Fundamental causes of health disparities

  • Health Equity

The Robert Wood Johnson Foundation has a lot of content and resources dedicated to social determinants of health. It includes briefs covering various factors that look like good sources of ideas and human contacts. It also links out to even more data and other information on intersectional aspects of SDOH, including rural health.

Immigration as a Social Determinant of Health: Proceedings of a Workshop
Immigrants are a significant and growing population that makes up about one-quarter of the United States population. On November 28, 2017, in Oakland, Calif., a workshop held by the Roundtable on the Promotion of Health Equity, titled Immigration as a Social Determinant of Health, explored the complex interactions between immigration and health disparities. Topics of the workshop included discussing the history of immigration and the relationship of immigration status to economic and health policies, the ongoing importance of immigrant health outcomes in the United States, and the role of immigration as a social determinant of health.

The Kaiser Family Foundation: Disparities Policy
The Henry J. Kaiser Family Foundation (KFF), a nonpartisan group, offers comprehensive resources on policies related to health disparities. It includes information on utilization by race, health care coverage – including for those who are uninsured or on Medicaid or Medicare, health promotion and other related topics. There are also plenty of visuals, from polls to graphics. For those just starting on the issue, these Five Key Questions and Answers are a good starting point. (KFF is not part of health care provider Kaiser Permanente.)

The Quality of Data on ‘‘Race’’ and ‘‘Ethnicity’’: Implications for Health Researchers, Policy Makers, and Practitioners
Judith B. Kaplan (2014)
Researchers and reporters writing about health disparities may make assumptions about the quality of underlying data on race and ethnicity. It is often taken for granted that these terms are defined universally or consistently, or that the classifications themselves are worthwhile. In this paper, Judith Kaplan, Center for Quality Improvement, Centers for Medicare and Medicaid Services, outlines some challenges to the assumption that “race and ethnicity data” is generalizable and of good quality. “These classifications are inherently too imprecise to allow meaningful statements to be made about underlying biological or genetic differences between groups,” Kaplan cautions. “Findings of racial/ethnic differences should be reported with appropriate caveats and interpreted with caution.”

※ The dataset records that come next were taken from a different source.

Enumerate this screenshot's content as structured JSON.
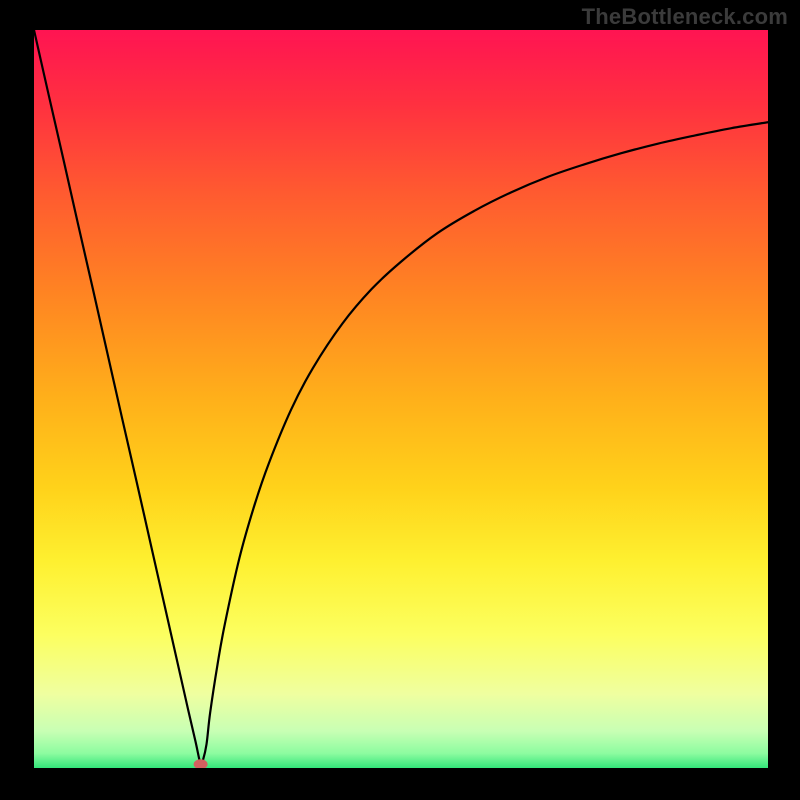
{
  "watermark": "TheBottleneck.com",
  "chart_data": {
    "type": "line",
    "title": "",
    "xlabel": "",
    "ylabel": "",
    "xlim": [
      0,
      100
    ],
    "ylim": [
      0,
      100
    ],
    "grid": false,
    "x": [
      0,
      2,
      4,
      6,
      8,
      10,
      12,
      14,
      16,
      18,
      20,
      21,
      22,
      22.7,
      23,
      23.5,
      24,
      25,
      26,
      28,
      30,
      32,
      35,
      38,
      42,
      46,
      50,
      55,
      60,
      65,
      70,
      75,
      80,
      85,
      90,
      95,
      100
    ],
    "values": [
      100,
      91.2,
      82.5,
      73.7,
      65.0,
      56.2,
      47.4,
      38.7,
      29.9,
      21.1,
      12.3,
      7.9,
      3.6,
      0.5,
      1.0,
      3.2,
      7.5,
      14.0,
      19.5,
      28.5,
      35.5,
      41.3,
      48.5,
      54.2,
      60.2,
      64.9,
      68.6,
      72.5,
      75.5,
      78.0,
      80.1,
      81.8,
      83.3,
      84.6,
      85.7,
      86.7,
      87.5
    ],
    "marker": {
      "x": 22.7,
      "y": 0.5,
      "color": "#d36060",
      "size": 6
    },
    "gradient_stops": [
      {
        "offset": 0.0,
        "color": "#ff1452"
      },
      {
        "offset": 0.1,
        "color": "#ff3040"
      },
      {
        "offset": 0.22,
        "color": "#ff5a30"
      },
      {
        "offset": 0.36,
        "color": "#ff8522"
      },
      {
        "offset": 0.5,
        "color": "#ffb01a"
      },
      {
        "offset": 0.62,
        "color": "#ffd21a"
      },
      {
        "offset": 0.72,
        "color": "#fef030"
      },
      {
        "offset": 0.82,
        "color": "#fcff60"
      },
      {
        "offset": 0.9,
        "color": "#efffa0"
      },
      {
        "offset": 0.95,
        "color": "#c8ffb4"
      },
      {
        "offset": 0.98,
        "color": "#8dfca0"
      },
      {
        "offset": 1.0,
        "color": "#34e57a"
      }
    ]
  }
}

Social Conditions as Fundamental Causes of Disease
Bruce G. Link, Jo Phelan
Journal of Health and Social Behavior (1995)
In this influential 1995 paper, Link and Phelan were among the first to make the case that inequalities in health are unlikely to change unless we take steps to reduce inequalities in income, education, and social status: “For example, there are powerful social, cultural, and economic factors shaping the diet of poor people in the United States. Consequently, providing information about healthy diet to poor people and exhorting them to follow nutritional guidelines is unlikely to have much impact. Without an understanding of the context that leads to risk, the responsibility for reducing the risk is left with the individual, and nothing is done to alter the more fundamental factors that put people at risk of risks.”

Technological Innovation and Inequality in Health
Sherry Glied & Adriana Lleras-Muney, Demography (2008)
People with more education live longer than those with less education, and this survival advantage of the more-educated increases in the case of diseases with more rapid progress in treatment technology. The findings support the idea that higher levels of education equip people with the knowledge and resources to access new treatments more readily than those with limited education.

Social Conditions as Fundamental Causes of Health Inequalities: Theory, Evidence, and Policy Implications
Jo C. Phelan, Bruce G. Link and Parisa Tehranifar, Journal of Health and Social Behavior (2010)
The authors explain the theory of fundamental causes, review the supporting evidence, consider limits to the theory, and discuss its implications for policy efforts to reduce health inequalities.